The dentist I saw today—we’ll call him Dr. M______--requires six pages of paperwork before the initial appointment. I didn’t need that much for cataract surgery.
New patients to Dr. M______'s practice get a tour of the entire facility, including a chance to meet the other dentist while he has his hands in someone’s mouth. “These are Operative Rooms One and Two. This is Dr. M______’s office. Here are the restrooms.” And on and on. I wanted to tell her I was just here for a cleaning, not to buy the place.
With that we reach the crux of the issue: Dr. M_____ doesn’t do cleanings on first visits. He needs to check you out “to see what kind of cleaning you need.” (Honest to God.) I copped to being the source of the confusion, assuming I probably didn’t specifically ask for a cleaning because they automatically came with the checkup in every other dentist’s office I’ve ever been to.
What happens at Dr. M______’s practice before he actually comes in is a gauntlet of new dental technology. First I stood strapped to a gadget with rests for my forehead and chin while a machine rotated slowly around me. The technician told me several times to stand as still as possible. A sign in my line of sight read DO NOT MOVE. This was their way to make up for the hygienist nagging I missed because I failed to specify a cleaning.
Then came the X-rays. At least seven. Whatever she did last may or may not have been an actual X-ray, though the gadgetry was similar. The peace of mind gained from confirming I have no cavities was somewhat offset by new fears of radiation poisoning. Storms are due to pass through the area tonight, but should the power go out I’m pretty sure I can just open my mouth and have all the reading light I need.

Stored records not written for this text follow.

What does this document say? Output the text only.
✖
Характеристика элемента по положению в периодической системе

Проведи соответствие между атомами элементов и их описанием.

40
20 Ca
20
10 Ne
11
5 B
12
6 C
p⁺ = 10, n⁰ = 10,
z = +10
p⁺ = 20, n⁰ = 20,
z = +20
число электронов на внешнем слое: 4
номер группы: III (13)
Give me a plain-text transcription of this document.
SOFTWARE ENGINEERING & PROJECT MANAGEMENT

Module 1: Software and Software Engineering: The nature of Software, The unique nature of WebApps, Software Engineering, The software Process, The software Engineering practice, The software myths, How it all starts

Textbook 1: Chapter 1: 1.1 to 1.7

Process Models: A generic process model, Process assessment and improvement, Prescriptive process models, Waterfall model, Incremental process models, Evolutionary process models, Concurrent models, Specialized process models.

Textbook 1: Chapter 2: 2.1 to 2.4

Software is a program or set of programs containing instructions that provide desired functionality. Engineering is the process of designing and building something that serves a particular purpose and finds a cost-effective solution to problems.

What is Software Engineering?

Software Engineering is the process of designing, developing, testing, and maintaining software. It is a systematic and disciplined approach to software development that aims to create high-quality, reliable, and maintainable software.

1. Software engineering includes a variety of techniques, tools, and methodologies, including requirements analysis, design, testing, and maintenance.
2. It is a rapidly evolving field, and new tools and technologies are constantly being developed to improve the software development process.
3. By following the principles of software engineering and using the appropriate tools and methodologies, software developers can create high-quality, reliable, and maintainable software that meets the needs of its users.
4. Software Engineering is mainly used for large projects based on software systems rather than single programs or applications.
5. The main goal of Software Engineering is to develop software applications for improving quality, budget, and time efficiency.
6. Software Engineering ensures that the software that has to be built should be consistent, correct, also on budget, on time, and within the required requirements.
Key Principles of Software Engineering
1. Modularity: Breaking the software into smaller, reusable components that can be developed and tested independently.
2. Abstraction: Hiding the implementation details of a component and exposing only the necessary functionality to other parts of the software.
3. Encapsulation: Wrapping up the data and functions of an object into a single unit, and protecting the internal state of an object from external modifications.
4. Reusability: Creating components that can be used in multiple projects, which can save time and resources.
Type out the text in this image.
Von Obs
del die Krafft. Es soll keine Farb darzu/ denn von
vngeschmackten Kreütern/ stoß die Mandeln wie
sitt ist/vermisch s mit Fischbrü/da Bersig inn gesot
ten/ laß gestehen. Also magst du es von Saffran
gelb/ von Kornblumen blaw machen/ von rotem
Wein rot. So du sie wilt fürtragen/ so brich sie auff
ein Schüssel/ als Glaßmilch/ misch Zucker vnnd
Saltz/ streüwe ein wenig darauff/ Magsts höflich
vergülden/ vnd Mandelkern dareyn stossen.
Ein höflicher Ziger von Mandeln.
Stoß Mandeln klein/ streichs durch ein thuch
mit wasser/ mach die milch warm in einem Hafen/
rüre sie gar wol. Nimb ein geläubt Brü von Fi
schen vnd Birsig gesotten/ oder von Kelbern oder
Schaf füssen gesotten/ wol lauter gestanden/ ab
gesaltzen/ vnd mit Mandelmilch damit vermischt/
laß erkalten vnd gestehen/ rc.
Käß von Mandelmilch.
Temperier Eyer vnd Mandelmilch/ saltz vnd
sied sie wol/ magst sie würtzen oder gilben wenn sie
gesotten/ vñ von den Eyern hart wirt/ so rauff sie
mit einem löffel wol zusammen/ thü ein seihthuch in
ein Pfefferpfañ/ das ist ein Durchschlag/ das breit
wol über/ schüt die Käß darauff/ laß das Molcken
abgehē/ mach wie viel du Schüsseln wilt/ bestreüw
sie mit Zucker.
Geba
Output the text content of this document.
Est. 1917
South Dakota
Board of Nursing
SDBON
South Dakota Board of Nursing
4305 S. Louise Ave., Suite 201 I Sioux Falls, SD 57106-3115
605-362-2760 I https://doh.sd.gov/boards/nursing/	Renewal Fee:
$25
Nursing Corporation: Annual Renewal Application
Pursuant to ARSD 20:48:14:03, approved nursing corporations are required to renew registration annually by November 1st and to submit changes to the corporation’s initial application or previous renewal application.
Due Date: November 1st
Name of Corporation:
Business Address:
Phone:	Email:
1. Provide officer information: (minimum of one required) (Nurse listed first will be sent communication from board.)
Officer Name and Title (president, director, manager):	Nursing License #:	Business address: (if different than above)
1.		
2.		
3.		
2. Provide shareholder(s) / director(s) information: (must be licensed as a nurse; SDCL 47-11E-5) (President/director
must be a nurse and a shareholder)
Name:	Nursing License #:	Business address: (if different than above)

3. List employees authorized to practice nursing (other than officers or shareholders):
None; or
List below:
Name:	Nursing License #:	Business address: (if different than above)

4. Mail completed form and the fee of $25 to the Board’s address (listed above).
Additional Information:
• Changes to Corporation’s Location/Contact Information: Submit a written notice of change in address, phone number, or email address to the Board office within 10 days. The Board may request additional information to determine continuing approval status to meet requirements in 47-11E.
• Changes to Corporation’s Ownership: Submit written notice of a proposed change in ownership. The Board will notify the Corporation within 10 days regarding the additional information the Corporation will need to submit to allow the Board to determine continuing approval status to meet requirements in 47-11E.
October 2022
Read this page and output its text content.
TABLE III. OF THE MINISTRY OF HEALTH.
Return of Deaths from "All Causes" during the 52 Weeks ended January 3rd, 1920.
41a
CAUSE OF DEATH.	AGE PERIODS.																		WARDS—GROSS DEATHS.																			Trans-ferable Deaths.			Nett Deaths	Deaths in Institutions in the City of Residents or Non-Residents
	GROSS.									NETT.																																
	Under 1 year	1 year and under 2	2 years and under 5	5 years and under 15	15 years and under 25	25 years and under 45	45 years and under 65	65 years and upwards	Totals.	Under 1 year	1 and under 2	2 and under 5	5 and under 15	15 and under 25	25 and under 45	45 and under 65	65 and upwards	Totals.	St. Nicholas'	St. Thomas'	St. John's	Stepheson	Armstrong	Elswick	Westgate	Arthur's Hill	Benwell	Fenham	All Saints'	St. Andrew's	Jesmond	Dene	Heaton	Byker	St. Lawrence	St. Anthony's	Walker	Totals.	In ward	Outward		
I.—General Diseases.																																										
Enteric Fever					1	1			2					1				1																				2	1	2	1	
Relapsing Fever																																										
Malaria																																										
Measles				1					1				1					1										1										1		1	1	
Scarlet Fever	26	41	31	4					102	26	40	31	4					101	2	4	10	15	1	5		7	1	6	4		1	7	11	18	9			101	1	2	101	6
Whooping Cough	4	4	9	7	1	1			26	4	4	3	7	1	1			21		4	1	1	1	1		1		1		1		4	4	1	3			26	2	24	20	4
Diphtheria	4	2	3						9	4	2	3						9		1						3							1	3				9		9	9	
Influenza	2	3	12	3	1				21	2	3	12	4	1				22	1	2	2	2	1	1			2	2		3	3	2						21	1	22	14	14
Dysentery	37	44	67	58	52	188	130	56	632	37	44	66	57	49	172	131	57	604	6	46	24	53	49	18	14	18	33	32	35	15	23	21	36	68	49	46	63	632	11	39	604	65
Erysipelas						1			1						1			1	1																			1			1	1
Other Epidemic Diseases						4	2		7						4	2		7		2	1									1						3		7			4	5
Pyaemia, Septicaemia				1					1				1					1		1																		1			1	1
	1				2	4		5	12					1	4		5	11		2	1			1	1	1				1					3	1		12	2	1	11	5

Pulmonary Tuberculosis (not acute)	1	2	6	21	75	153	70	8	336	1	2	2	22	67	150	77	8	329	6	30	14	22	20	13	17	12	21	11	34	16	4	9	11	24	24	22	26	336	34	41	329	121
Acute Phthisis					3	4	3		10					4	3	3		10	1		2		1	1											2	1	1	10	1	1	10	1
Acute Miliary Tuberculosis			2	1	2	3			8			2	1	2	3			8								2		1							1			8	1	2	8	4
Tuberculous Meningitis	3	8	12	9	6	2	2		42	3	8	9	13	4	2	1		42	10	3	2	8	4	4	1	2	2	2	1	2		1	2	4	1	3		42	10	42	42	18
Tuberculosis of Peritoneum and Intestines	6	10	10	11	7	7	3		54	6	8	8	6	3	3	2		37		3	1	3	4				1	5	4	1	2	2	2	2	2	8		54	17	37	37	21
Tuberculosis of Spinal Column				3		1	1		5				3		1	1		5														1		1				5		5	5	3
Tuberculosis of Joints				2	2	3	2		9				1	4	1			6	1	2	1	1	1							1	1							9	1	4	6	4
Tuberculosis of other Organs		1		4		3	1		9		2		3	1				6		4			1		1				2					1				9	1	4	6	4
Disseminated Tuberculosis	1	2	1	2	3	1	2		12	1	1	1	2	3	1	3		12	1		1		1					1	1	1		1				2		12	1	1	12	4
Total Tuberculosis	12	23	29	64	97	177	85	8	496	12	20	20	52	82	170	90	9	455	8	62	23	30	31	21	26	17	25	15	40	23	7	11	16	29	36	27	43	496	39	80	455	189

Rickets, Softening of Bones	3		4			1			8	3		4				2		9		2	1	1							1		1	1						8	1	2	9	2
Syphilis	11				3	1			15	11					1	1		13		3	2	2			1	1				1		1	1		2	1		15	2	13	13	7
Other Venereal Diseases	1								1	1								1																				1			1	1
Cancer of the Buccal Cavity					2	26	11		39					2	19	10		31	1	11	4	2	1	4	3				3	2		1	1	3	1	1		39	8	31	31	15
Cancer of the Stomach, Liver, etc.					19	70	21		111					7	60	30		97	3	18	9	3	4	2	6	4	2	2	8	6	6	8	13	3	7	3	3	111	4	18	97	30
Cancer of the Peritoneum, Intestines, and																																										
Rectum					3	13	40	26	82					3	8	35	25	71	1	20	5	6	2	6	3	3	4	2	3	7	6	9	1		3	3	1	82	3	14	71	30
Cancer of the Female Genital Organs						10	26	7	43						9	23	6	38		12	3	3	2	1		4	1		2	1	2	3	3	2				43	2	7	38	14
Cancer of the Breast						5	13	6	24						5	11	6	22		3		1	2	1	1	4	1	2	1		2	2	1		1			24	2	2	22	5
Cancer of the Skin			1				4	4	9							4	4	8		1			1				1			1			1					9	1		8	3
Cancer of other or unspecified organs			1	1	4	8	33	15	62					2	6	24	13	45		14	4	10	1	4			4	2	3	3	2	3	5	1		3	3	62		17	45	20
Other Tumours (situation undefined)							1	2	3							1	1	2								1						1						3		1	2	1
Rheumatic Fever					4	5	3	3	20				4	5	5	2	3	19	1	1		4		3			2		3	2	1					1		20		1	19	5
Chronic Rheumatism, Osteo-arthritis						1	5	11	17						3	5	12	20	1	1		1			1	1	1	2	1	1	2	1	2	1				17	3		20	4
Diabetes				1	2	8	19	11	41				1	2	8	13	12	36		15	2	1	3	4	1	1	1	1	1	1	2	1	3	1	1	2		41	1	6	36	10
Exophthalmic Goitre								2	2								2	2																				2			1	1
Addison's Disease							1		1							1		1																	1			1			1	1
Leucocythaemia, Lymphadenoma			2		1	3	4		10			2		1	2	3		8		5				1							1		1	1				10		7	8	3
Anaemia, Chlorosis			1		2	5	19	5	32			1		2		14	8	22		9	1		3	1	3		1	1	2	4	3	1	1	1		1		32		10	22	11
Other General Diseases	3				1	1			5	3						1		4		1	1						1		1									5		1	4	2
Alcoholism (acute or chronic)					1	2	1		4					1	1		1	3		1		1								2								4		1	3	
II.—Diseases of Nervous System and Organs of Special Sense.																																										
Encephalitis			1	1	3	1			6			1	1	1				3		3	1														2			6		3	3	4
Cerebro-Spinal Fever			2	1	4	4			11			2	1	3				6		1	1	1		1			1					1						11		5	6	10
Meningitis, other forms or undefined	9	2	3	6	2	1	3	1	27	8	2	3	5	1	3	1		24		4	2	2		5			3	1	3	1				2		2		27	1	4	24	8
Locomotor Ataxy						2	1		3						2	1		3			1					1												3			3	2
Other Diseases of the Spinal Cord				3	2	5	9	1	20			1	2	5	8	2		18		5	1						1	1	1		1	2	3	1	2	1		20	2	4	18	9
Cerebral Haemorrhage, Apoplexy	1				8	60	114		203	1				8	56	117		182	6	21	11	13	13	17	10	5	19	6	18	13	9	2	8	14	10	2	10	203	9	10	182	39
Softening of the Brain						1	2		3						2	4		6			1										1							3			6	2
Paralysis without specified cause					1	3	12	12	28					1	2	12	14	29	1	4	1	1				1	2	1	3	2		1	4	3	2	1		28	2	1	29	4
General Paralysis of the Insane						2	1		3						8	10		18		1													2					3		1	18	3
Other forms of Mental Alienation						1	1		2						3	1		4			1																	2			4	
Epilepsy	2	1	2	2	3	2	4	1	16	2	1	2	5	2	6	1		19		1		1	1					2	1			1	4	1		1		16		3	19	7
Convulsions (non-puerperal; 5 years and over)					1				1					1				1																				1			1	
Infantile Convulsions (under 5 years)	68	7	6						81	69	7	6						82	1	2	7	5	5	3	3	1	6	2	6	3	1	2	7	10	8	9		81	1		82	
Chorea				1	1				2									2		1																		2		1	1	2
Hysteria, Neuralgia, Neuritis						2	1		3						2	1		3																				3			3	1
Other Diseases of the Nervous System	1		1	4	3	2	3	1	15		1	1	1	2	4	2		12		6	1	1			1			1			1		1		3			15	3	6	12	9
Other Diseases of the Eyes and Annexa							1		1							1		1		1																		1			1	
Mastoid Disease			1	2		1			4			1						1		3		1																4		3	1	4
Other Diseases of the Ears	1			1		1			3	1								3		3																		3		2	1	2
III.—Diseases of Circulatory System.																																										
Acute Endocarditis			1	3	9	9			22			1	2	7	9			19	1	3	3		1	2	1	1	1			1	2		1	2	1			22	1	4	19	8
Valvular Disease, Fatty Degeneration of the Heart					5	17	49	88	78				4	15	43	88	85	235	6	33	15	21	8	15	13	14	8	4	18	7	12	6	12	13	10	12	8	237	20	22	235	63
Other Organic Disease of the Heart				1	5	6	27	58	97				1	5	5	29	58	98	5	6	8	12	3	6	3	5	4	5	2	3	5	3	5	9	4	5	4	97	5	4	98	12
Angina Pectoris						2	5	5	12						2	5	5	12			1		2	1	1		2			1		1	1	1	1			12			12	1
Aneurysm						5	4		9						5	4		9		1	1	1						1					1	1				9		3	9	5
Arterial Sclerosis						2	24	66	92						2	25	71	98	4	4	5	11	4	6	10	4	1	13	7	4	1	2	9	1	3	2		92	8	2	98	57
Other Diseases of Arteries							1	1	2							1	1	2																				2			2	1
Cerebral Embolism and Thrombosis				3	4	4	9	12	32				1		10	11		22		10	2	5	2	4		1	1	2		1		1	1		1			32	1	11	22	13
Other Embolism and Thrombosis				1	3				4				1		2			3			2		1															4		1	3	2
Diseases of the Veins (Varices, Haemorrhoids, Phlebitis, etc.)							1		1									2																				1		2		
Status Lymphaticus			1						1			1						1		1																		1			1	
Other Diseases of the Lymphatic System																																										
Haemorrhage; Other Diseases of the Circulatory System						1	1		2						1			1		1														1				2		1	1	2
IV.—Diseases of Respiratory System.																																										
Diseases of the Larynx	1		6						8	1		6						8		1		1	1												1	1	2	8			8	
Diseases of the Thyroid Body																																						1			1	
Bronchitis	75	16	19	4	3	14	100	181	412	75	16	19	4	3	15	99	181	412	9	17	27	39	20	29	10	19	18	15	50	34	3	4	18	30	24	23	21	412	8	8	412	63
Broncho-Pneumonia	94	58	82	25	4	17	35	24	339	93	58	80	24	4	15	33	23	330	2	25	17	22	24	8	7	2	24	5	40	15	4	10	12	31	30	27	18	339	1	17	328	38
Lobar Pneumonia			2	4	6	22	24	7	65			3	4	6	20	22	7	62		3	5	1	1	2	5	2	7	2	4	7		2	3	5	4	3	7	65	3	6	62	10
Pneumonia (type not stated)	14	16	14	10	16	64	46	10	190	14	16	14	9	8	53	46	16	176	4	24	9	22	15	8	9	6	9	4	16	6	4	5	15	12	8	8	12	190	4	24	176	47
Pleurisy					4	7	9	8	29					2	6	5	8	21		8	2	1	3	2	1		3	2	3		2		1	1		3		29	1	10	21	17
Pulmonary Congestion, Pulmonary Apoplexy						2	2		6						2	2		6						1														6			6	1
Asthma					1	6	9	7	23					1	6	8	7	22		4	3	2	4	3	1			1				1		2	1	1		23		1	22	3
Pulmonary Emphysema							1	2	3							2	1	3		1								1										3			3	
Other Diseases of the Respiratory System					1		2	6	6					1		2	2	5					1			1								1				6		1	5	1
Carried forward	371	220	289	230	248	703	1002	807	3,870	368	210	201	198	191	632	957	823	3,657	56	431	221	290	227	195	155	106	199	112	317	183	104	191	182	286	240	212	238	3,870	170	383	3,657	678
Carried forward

After that came the intraoral camera. The technician apologized in advance for this. “It’s a new piece of equipment and it displays the image backward. I’m having a little trouble getting used to that.” Well, then, hold it in the other hand until the company devises software that can flip the image. Jeez. Must I think of everything?
The jovial Dr. M______ came next. He spent five minutes with his hands in my mouth talking dentist while the tech took notes and I closed my eyes and thought of England. He said my teeth are in excellent condition, though there’s a bunch of stuff that’s going to happen unless I drop $1300 on him and another who knows how much on another dentist for a root canal on a tooth that A.) doesn’t hurt, and 2.) already had a rootie twenty years ago.
That was my day at the dentist. I went in for a cleaning and came out with a clean bill of health, $2000-plus in preventive dental work, and no cleaning.
And dentists wonder why people don’t like them.